The rise and risks of AirBnB
AirBnB and other similar platforms have made it easier than ever to earn additional income by letting out whole properties (or spare rooms) on short term arrangements. This is particularly common here in the South West, a popular destination for tourists looking for a short-term base. At the time of writing this article, there were some 21 listings in the small market town in which I live.
However, a case heard by the Upper Tribunal in 2016 highlights a potential risk that can arise where the property is held on a leasehold basis. The implications of this case are still being discussed as, for some, it could ultimately lead to losing the property altogether.
In Nemcova v Fairfield, the Upper Tribunal considered whether short term lets breached a lease covenant which prohibited using the property for any purpose other than a private residence.

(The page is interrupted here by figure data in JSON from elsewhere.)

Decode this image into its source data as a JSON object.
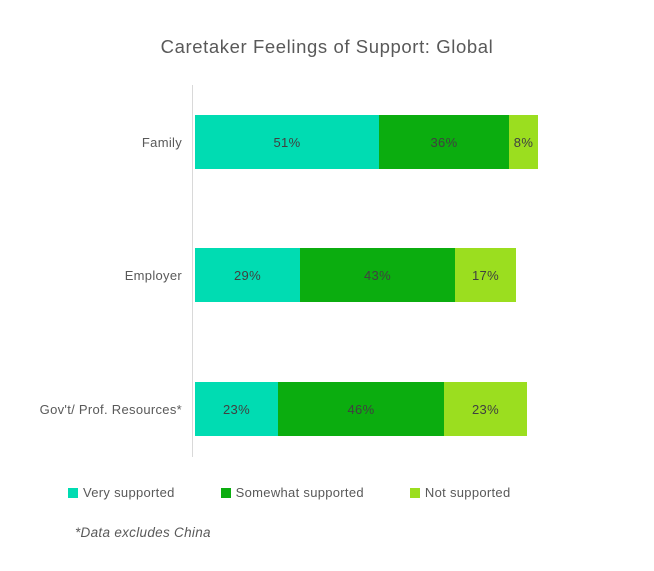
{
  "title": "Caretaker Feelings of Support: Global",
  "footnote": "*Data excludes China",
  "colors": {
    "very_supported": "#00dcb2",
    "somewhat_supported": "#0bad0f",
    "not_supported": "#9bde1f",
    "axis_line": "#d9d9d9",
    "text": "#595959",
    "bar_label_text": "#404040",
    "background": "#ffffff"
  },
  "chart_data": {
    "type": "bar",
    "orientation": "horizontal",
    "stacked": true,
    "title": "Caretaker Feelings of Support: Global",
    "categories": [
      "Family",
      "Employer",
      "Gov't/ Prof. Resources*"
    ],
    "series": [
      {
        "name": "Very supported",
        "color": "#00dcb2",
        "values": [
          51,
          29,
          23
        ]
      },
      {
        "name": "Somewhat supported",
        "color": "#0bad0f",
        "values": [
          36,
          43,
          46
        ]
      },
      {
        "name": "Not supported",
        "color": "#9bde1f",
        "values": [
          8,
          17,
          23
        ]
      }
    ],
    "value_suffix": "%",
    "xlabel": "",
    "ylabel": "",
    "xlim": [
      0,
      100
    ],
    "grid": false,
    "legend_position": "bottom",
    "data_labels": "inside-center",
    "annotations": [
      "*Data excludes China"
    ]
  }
}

Very briefly, Ms Nemcova had a flat within a block which was held on a 99 year lease. This contained a covenant “Not to use the Demised Premises or permit them to be used for any illegal or immoral purpose or for any purpose whatsoever other than as a private residence.” There were no relevant restrictions concerning subletting the flat.
Over time, Ms Nemcova entered into a number of short lettings. This caused annoyance to neighbouring occupiers who then complained to the landlord, Fairfield Rents Ltd. The landlord applied to the First Tier Tribunal for a determination that Ms Nemcova had breached the private residence covenant mentioned above. This was/is important as this represents the first stage in the forfeiture process (which can ultimately result in termination of a lease). The Tribunal agreed concluded that she was in breach.
The issue was subsequently considered on an appeal to the Upper Tribunal who, unfortunately for Ms Nemcova, came to the same conclusion. The Upper Tribunal was keen to stress that each case is fact specific and will depend upon its own facts and the particular wording of the lease in question. However, the covenants in this case were not particularly unusual or uncommon.
So, the simple lesson is that if you are thinking about letting out your flat (or other leasehold property) on short term arrangements, carefully consider the terms of your lease and, if in any doubt, seek advice.